Buttermilk Ranch Oven Fried Chicken

Buttermilk Ranch Oven Fried Chicken

Buttermilk Ranch Oven-Fried Chicken

This recipe delivers crispy, flavorful chicken with a twist of ranch seasoning. Perfect for a weeknight dinner or weekend gathering.

Ingredients:

  • 3-4 lbs chicken pieces (drumsticks, thighs, breasts, or a mix)
  • 1 (1 oz) envelope ranch salad dressing mix
  • 2 cups buttermilk
  • 1.5 cups all-purpose flour
  • 1/2 cup panko breadcrumbs
  • 1 teaspoon paprika
  • 1 teaspoon garlic powder
  • 1 teaspoon onion powder
  • 1/2 teaspoon cayenne pepper (optional)
  • 1 teaspoon salt
  • 1/2 teaspoon black pepper
  • Cooking spray

Cooking Guide:

  1. Marinate the chicken: In a large bowl, whisk together the ranch dressing mix and buttermilk.

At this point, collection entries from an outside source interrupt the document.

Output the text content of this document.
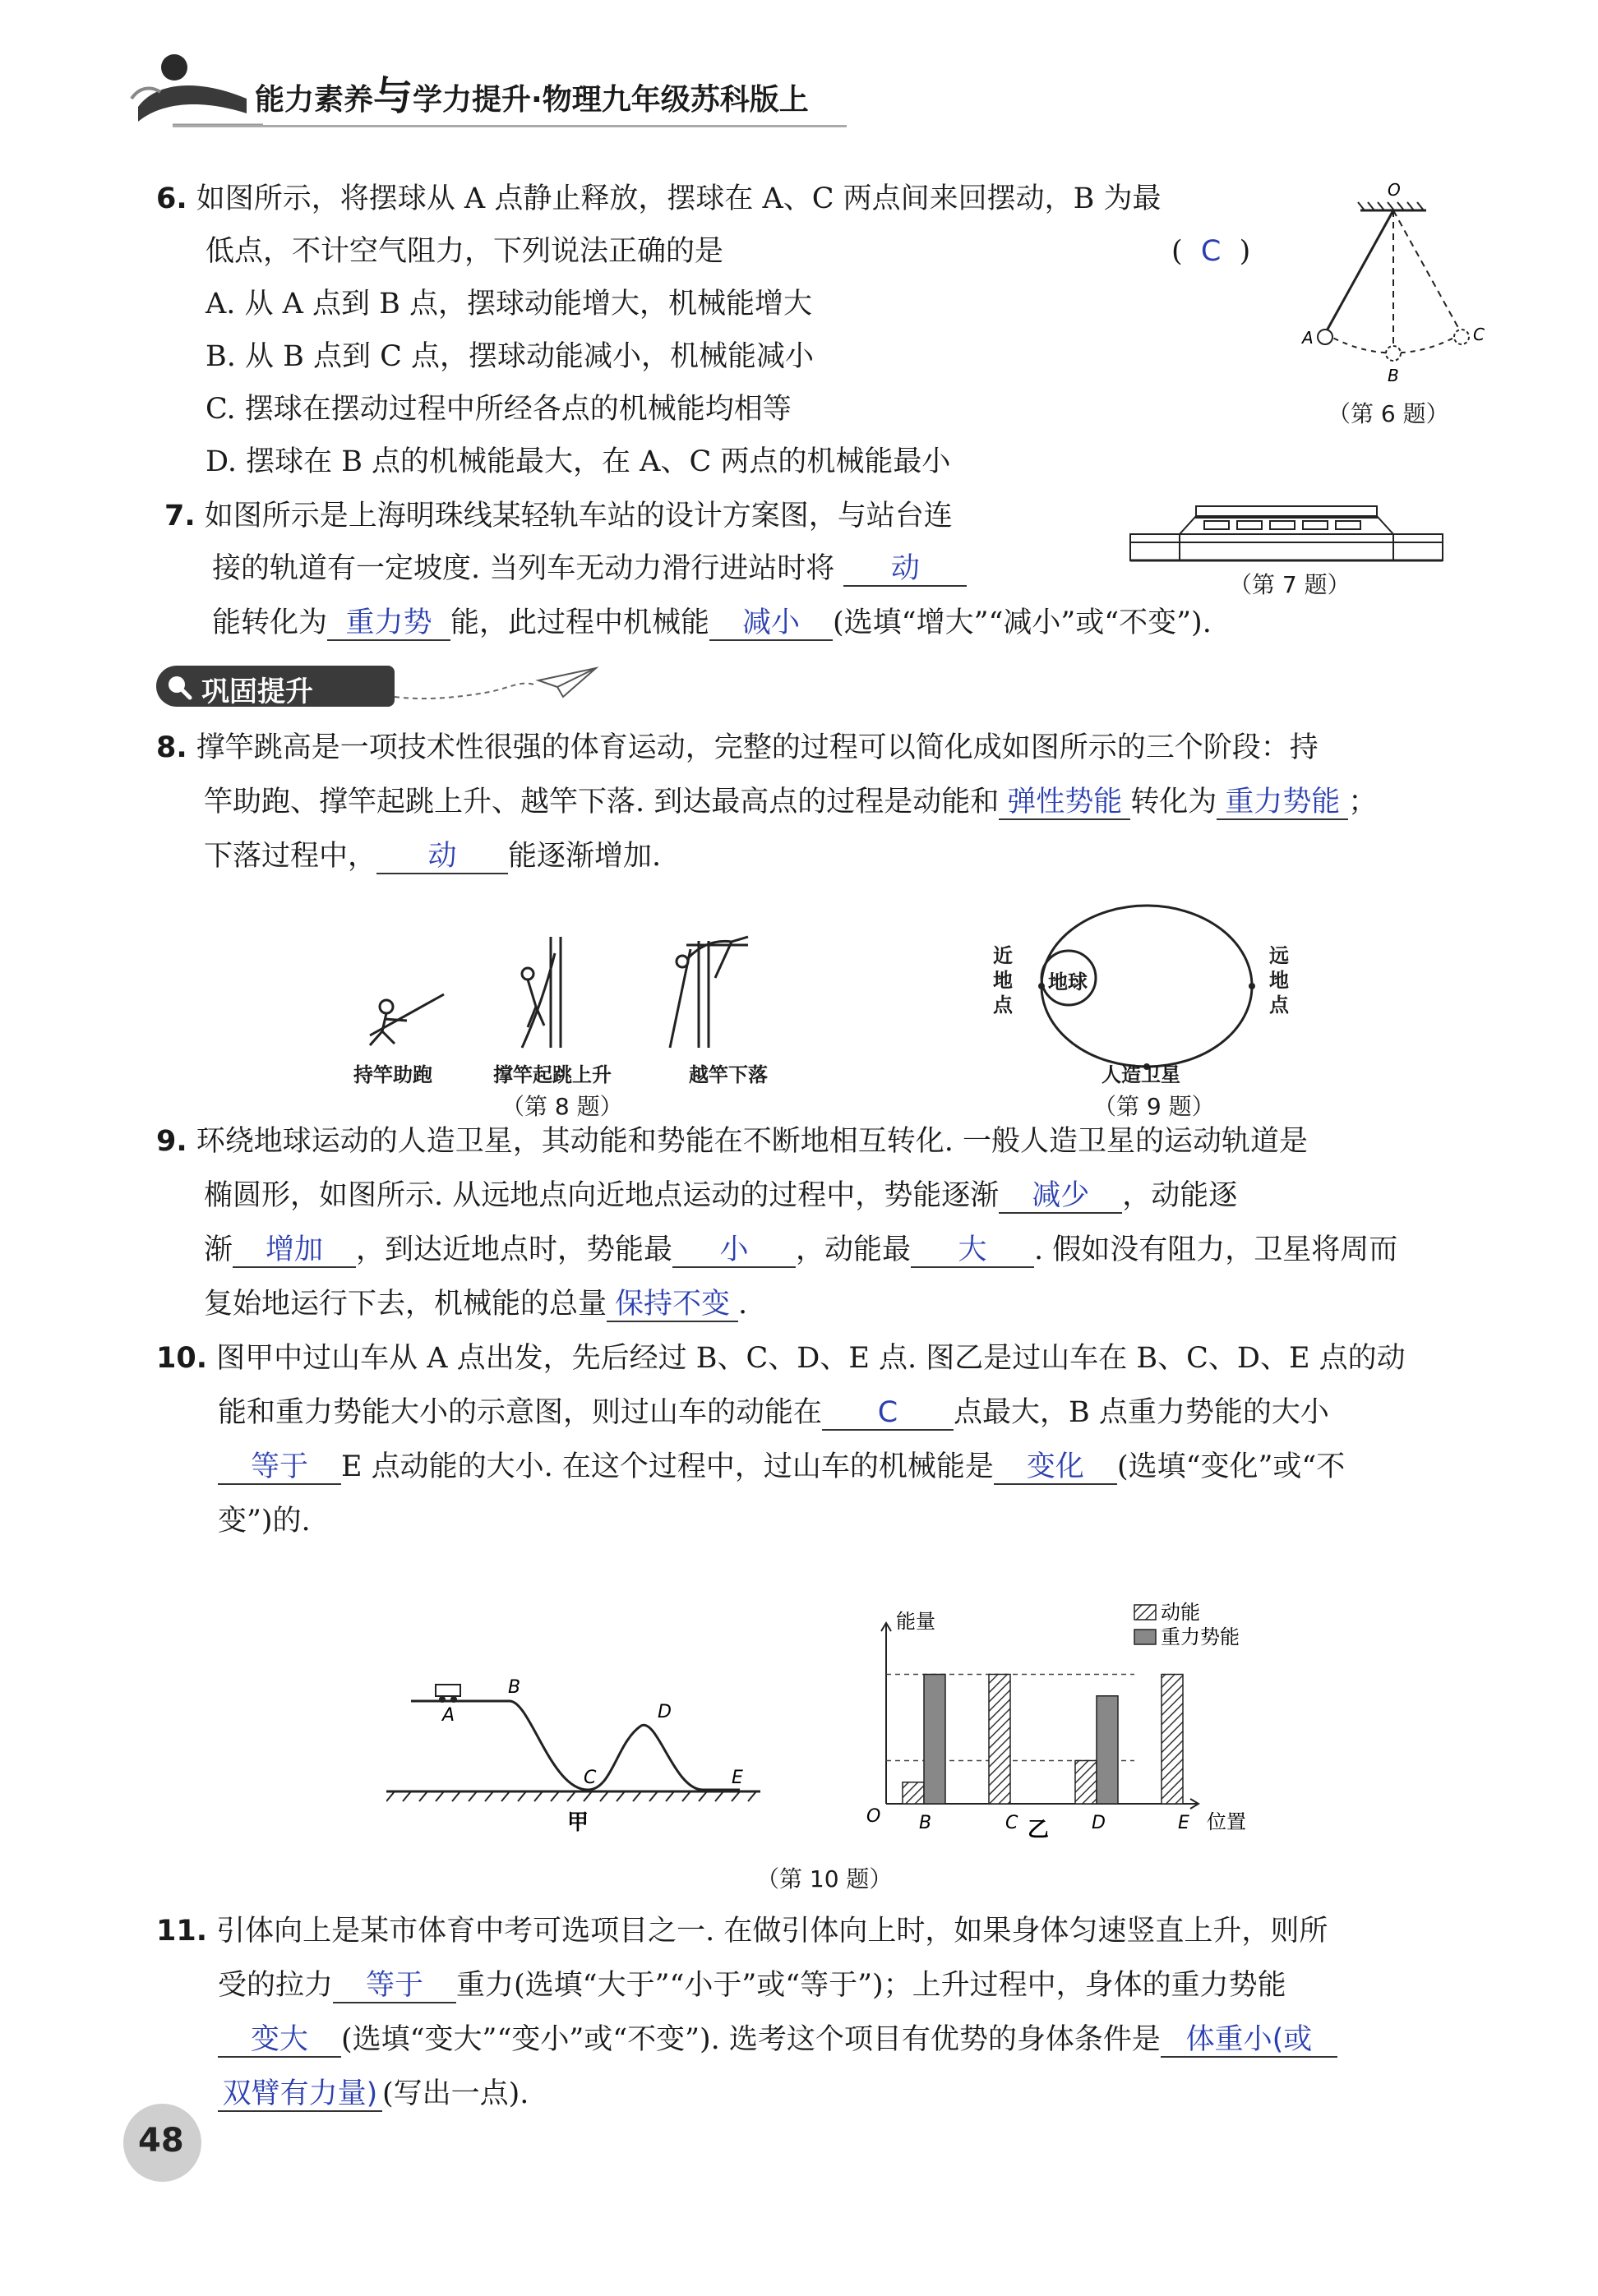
能力素养与学力提升·物理九年级苏科版上
6. 如图所示，将摆球从 A 点静止释放，摆球在 A、C 两点间来回摆动，B 为最
低点，不计空气阻力，下列说法正确的是	(  C  )
A. 从 A 点到 B 点，摆球动能增大，机械能增大
B. 从 B 点到 C 点，摆球动能减小，机械能减小
C. 摆球在摆动过程中所经各点的机械能均相等
D. 摆球在 B 点的机械能最大，在 A、C 两点的机械能最小
O
A
B
C
（第 6 题）
7. 如图所示是上海明珠线某轻轨车站的设计方案图，与站台连
接的轨道有一定坡度. 当列车无动力滑行进站时将 动
能转化为 重力势 能，此过程中机械能 减小 (选填“增大”“减小”或“不变”).
（第 7 题）
巩固提升
8. 撑竿跳高是一项技术性很强的体育运动，完整的过程可以简化成如图所示的三个阶段：持
竿助跑、撑竿起跳上升、越竿下落. 到达最高点的过程是动能和 弹性势能 转化为 重力势能 ；
下落过程中， 动 能逐渐增加.
持竿助跑	撑竿起跳上升	越竿下落
（第 8 题）
地球
近地点
远地点
人造卫星
（第 9 题）
9. 环绕地球运动的人造卫星，其动能和势能在不断地相互转化. 一般人造卫星的运动轨道是
椭圆形，如图所示. 从远地点向近地点运动的过程中，势能逐渐 减少 ，动能逐
渐 增加 ，到达近地点时，势能最 小 ，动能最 大 . 假如没有阻力，卫星将周而
复始地运行下去，机械能的总量 保持不变 .
10. 图甲中过山车从 A 点出发，先后经过 B、C、D、E 点. 图乙是过山车在 B、C、D、E 点的动
能和重力势能大小的示意图，则过山车的动能在 C 点最大，B 点重力势能的大小
等于 E 点动能的大小. 在这个过程中，过山车的机械能是 变化 (选填“变化”或“不
变”)的.
A
B
C
D
E
甲	B	C	D	E
能量
位置
O
动能
重力势能
乙
（第 10 题）
11. 引体向上是某市体育中考可选项目之一. 在做引体向上时，如果身体匀速竖直上升，则所
受的拉力 等于 重力(选填“大于”“小于”或“等于”)；上升过程中，身体的重力势能
变大 (选填“变大”“变小”或“不变”). 选考这个项目有优势的身体条件是 体重小(或
双臂有力量) (写出一点).
48
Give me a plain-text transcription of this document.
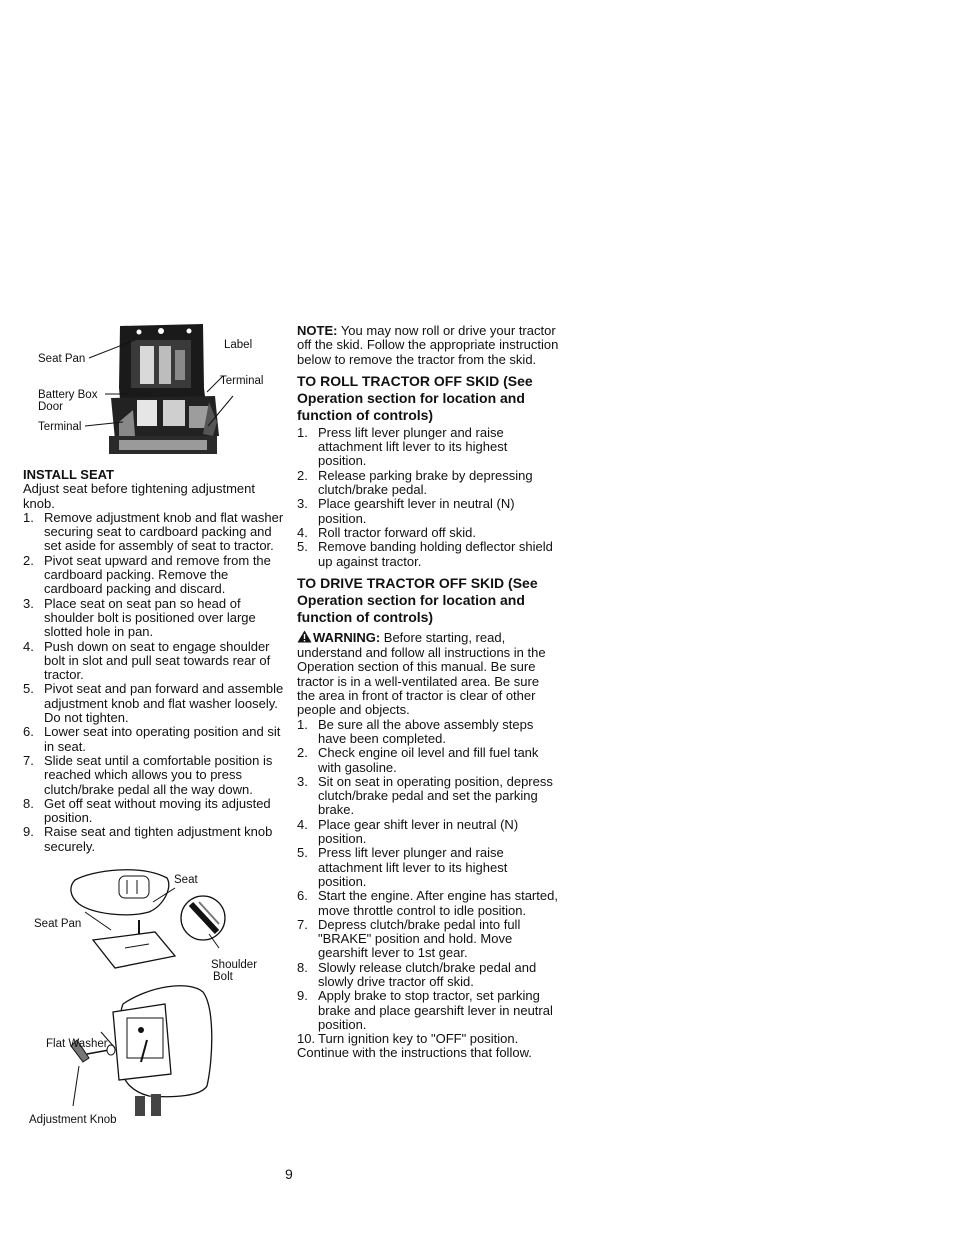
Seat Pan
Label
Terminal
Battery Box
Door
Terminal
INSTALL SEAT

Adjust seat before tightening adjustment knob.

1. Remove adjustment knob and flat washer securing seat to cardboard packing and set aside for assembly of seat to tractor.
2. Pivot seat upward and remove from the cardboard packing. Remove the cardboard packing and discard.
3. Place seat on seat pan so head of shoulder bolt is positioned over large slotted hole in pan.
4. Push down on seat to engage shoulder bolt in slot and pull seat towards rear of tractor.
5. Pivot seat and pan forward and assemble adjustment knob and flat washer loosely. Do not tighten.
6. Lower seat into operating position and sit in seat.
7. Slide seat until a comfortable position is reached which allows you to press clutch/brake pedal all the way down.
8. Get off seat without moving its adjusted position.
9. Raise seat and tighten adjustment knob securely.
Seat
Seat Pan
Shoulder
Bolt
Flat Washer
Adjustment Knob

NOTE: You may now roll or drive your tractor off the skid. Follow the appropriate instruction below to remove the tractor from the skid.

TO ROLL TRACTOR OFF SKID (See Operation section for location and function of controls)
1. Press lift lever plunger and raise attachment lift lever to its highest position.
2. Release parking brake by depressing clutch/brake pedal.
3. Place gearshift lever in neutral (N) position.
4. Roll tractor forward off skid.
5. Remove banding holding deflector shield up against tractor.
TO DRIVE TRACTOR OFF SKID (See Operation section for location and function of controls)

WARNING: Before starting, read, understand and follow all instructions in the Operation section of this manual. Be sure tractor is in a well-ventilated area. Be sure the area in front of tractor is clear of other people and objects.

1. Be sure all the above assembly steps have been completed.
2. Check engine oil level and fill fuel tank with gasoline.
3. Sit on seat in operating position, depress clutch/brake pedal and set the parking brake.
4. Place gear shift lever in neutral (N) position.
5. Press lift lever plunger and raise attachment lift lever to its highest position.
6. Start the engine. After engine has started, move throttle control to idle position.
7. Depress clutch/brake pedal into full "BRAKE" position and hold. Move gearshift lever to 1st gear.
8. Slowly release clutch/brake pedal and slowly drive tractor off skid.
9. Apply brake to stop tractor, set parking brake and place gearshift lever in neutral position.
10. Turn ignition key to "OFF" position.

Continue with the instructions that follow.

9
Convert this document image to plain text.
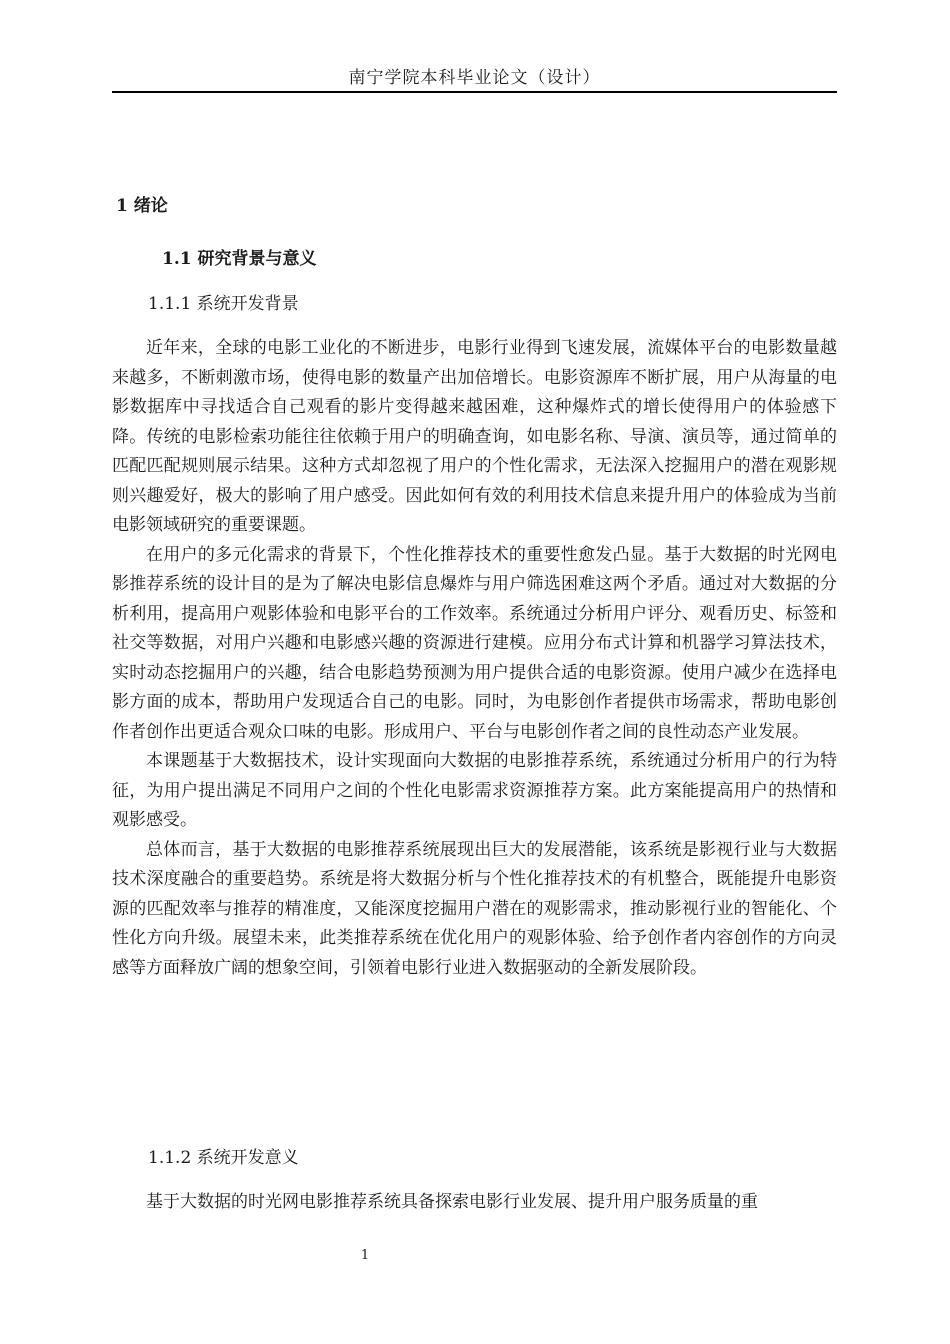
南宁学院本科毕业论文（设计）
1 绪论
1.1 研究背景与意义
1.1.1 系统开发背景

近年来，全球的电影工业化的不断进步，电影行业得到飞速发展，流媒体平台的电影数量越来越多，不断刺激市场，使得电影的数量产出加倍增长。电影资源库不断扩展，用户从海量的电影数据库中寻找适合自己观看的影片变得越来越困难，这种爆炸式的增长使得用户的体验感下降。传统的电影检索功能往往依赖于用户的明确查询，如电影名称、导演、演员等，通过简单的匹配匹配规则展示结果。这种方式却忽视了用户的个性化需求，无法深入挖掘用户的潜在观影规则兴趣爱好，极大的影响了用户感受。因此如何有效的利用技术信息来提升用户的体验成为当前电影领域研究的重要课题。

在用户的多元化需求的背景下，个性化推荐技术的重要性愈发凸显。基于大数据的时光网电影推荐系统的设计目的是为了解决电影信息爆炸与用户筛选困难这两个矛盾。通过对大数据的分析利用，提高用户观影体验和电影平台的工作效率。系统通过分析用户评分、观看历史、标签和社交等数据，对用户兴趣和电影感兴趣的资源进行建模。应用分布式计算和机器学习算法技术，实时动态挖掘用户的兴趣，结合电影趋势预测为用户提供合适的电影资源。使用户减少在选择电影方面的成本，帮助用户发现适合自己的电影。同时，为电影创作者提供市场需求，帮助电影创作者创作出更适合观众口味的电影。形成用户、平台与电影创作者之间的良性动态产业发展。

本课题基于大数据技术，设计实现面向大数据的电影推荐系统，系统通过分析用户的行为特征，为用户提出满足不同用户之间的个性化电影需求资源推荐方案。此方案能提高用户的热情和观影感受。

总体而言，基于大数据的电影推荐系统展现出巨大的发展潜能，该系统是影视行业与大数据技术深度融合的重要趋势。系统是将大数据分析与个性化推荐技术的有机整合，既能提升电影资源的匹配效率与推荐的精准度，又能深度挖掘用户潜在的观影需求，推动影视行业的智能化、个性化方向升级。展望未来，此类推荐系统在优化用户的观影体验、给予创作者内容创作的方向灵感等方面释放广阔的想象空间，引领着电影行业进入数据驱动的全新发展阶段。

1.1.2 系统开发意义

基于大数据的时光网电影推荐系统具备探索电影行业发展、提升用户服务质量的重

1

Add the chicken pieces and toss to coat. Cover the bowl and refrigerate for at least 2 hours, or ideally overnight, for maximum flavor.
  2. Prepare the breading: In a shallow dish, combine the flour, panko breadcrumbs, paprika, garlic powder, onion powder, cayenne pepper (if using), salt, and black pepper. Mix well to combine.
  3. Preheat the oven: Preheat your oven to 425°F (220°C). Lightly grease a baking sheet with cooking spray.
  4. Bread the chicken: Remove the chicken pieces from the marinade, letting any excess drip off. Dredge each piece in the flour mixture, shaking off any excess. Dip the chicken in the buttermilk again, then coat thoroughly in the breading mixture.
  5. Bake the chicken: Place the breaded chicken pieces on the prepared baking sheet, leaving some space between them for even cooking. Bake for 25-30 minutes, then flip the chicken and bake for an additional 15-20 minutes, or until golden brown and the juices run clear when the thickest part of the chicken is pierced with a knife.
  6. Rest and serve: Let the chicken rest on a wire rack for 5-10 minutes before serving. This allows the juices to redistribute throughout the meat for a more flavorful and tender result.

Tips:

  • Use bone-in, skin-on chicken pieces for the most flavorful results. If you prefer skinless chicken, be sure to increase the cooking time slightly as the skin helps insulate the meat.
  • Don’t overcrowd the baking sheet. This will prevent the chicken from crisping properly. Bake the chicken in batches if necessary.
  • For an extra crispy crust, let the breaded chicken rest for 10-15 minutes before baking. This allows the coating to adhere better to the chicken.
  • To test if the chicken is cooked through, insert a digital thermometer into the thickest part of the thigh. The internal temperature should reach 165°F (74°C).
  • Serve your Buttermilk Ranch Oven-Fried Chicken with your favorite dipping sauces, such as ranch dressing, honey mustard, or hot sauce. Enjoy!